Article publié dans Concours pluripro, mai 2026

Si la mise en place d’un observatoire des ruptures de parcours de santé fait partie des missions socles des DAC, telles que définies dans leur cadre national d’orientation (CNO), à ce jour, leur déploiement reste hétérogène, à la fois dans l’effectivité de leur mise en œuvre et dans leur maturité. Pourtant, la finalité reste identique pour chaque territoire : mettre en place une démarche collective de recueil et d’analyse des ruptures ou des risques de rupture de parcours afin d’élaborer des actions correctives et palliatives avec, à la clé, une offre de santé plus pertinente pour le territoire et une évolution des politiques publiques.

À leur création en 2019, tous les DAC n’ont pas donné la même priorité à la constitution de cet observatoire. Dans les travaux de préfiguration des DAC, "la notion d’observatoire avait été abordée, sans aller dans l’explicitation concrète de la mission", explique Claire Breurec, responsable du pôle Parcours, qualité et numérique en santé à la Fédération des acteurs de la coordination en santé (Facs) Occitanie. Car pour bon nombre d’entre eux, nous ont-ils confié, cette mission restait relativement floue.

Certains ont donc préféré prioriser la constitution et l’harmonisation des équipes issues de structures différentes pour composer le DAC ou encore l’apprentissage des nouveaux métiers et sphères d’intervention afin de construire une vision collective territoriale. En août 2023, une nouvelle version du CNO a été publiée – qui cadrait davantage les attendus concernant l’observatoire et la méthodologie à appliquer pour sa constitution – et a amorcé ce virage au sein de nombreuses organisations. "Aujourd’hui, par exemple en Occitanie, les DAC ont en grande majorité enclenché la mise en œuvre opérationnelle de leur observatoire", rapporte Montaine Michon, chargée de mission Parcours de santé au sein du même pôle à la Facs Occitanie.
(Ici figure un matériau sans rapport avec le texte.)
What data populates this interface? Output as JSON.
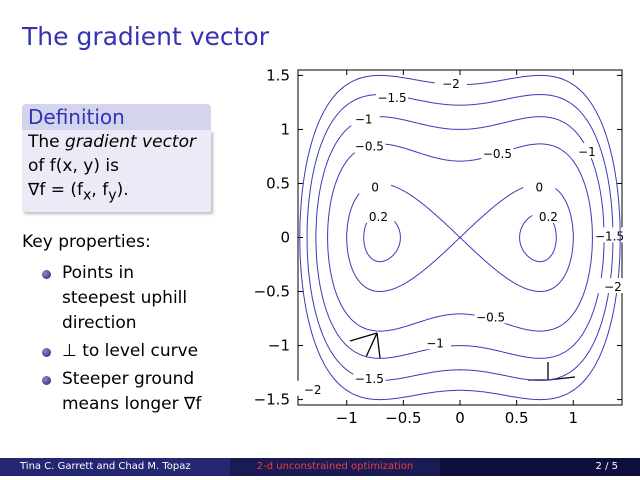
{
  "header": {
    "title": "The gradient vector"
  },
  "definition": {
    "title": "Definition",
    "line_1_before": "The ",
    "line_1_term": "gradient vector",
    "line_2": "of f(x, y) is",
    "formula_parts": [
      "∇f = (f",
      "x",
      ", f",
      "y",
      ")."
    ]
  },
  "properties": {
    "title": "Key properties:",
    "items": [
      [
        "Points in",
        "steepest uphill",
        "direction"
      ],
      [
        "⊥ to level curve"
      ],
      [
        "Steeper ground",
        "means longer ∇f"
      ]
    ]
  },
  "chart_data": {
    "type": "contour",
    "xlim": [
      -1.43,
      1.43
    ],
    "ylim": [
      -1.55,
      1.55
    ],
    "xticks": [
      {
        "value": -1,
        "label": "−1"
      },
      {
        "value": -0.5,
        "label": "−0.5"
      },
      0,
      0.5,
      1
    ],
    "yticks": [
      {
        "value": -1.5,
        "label": "−1.5"
      },
      {
        "value": -1,
        "label": "−1"
      },
      {
        "value": -0.5,
        "label": "−0.5"
      },
      0,
      0.5,
      1,
      1.5
    ],
    "color": "#3a3ab8",
    "levels": [
      0.2,
      0,
      {
        "value": -0.5,
        "label": "−0.5"
      },
      {
        "value": -1,
        "label": "−1"
      },
      {
        "value": -1.5,
        "label": "−1.5"
      },
      {
        "value": -2,
        "label": "−2"
      }
    ]
  },
  "footer": {
    "authors": "Tina C. Garrett and Chad M. Topaz",
    "talk": "2-d unconstrained optimization",
    "page": "2 / 5"
  }
}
Un cadre commun d'observation

La Facs nationale et certaines fédérations régionales ont participé, avec la DGOS, à une réflexion sur les outils et la méthodologie à appliquer. Un travail sur lequel l’Agence nationale de la performance sanitaire et médico-sociale (Anap) a particulièrement capitalisé pour élaborer une plateforme, à la demande de la DGOS, afin d’accompagner les DAC dans la mise en place de leur observatoire de manière utile, opérationnelle et adaptée aux territoires. Parce qu’en 2024, seul 1 DAC sur 3 avait engagé une démarche d’observatoire des ruptures de parcours, "avec des niveaux d’avancement variables selon les territoires", révélait l’Anap en mars dernier.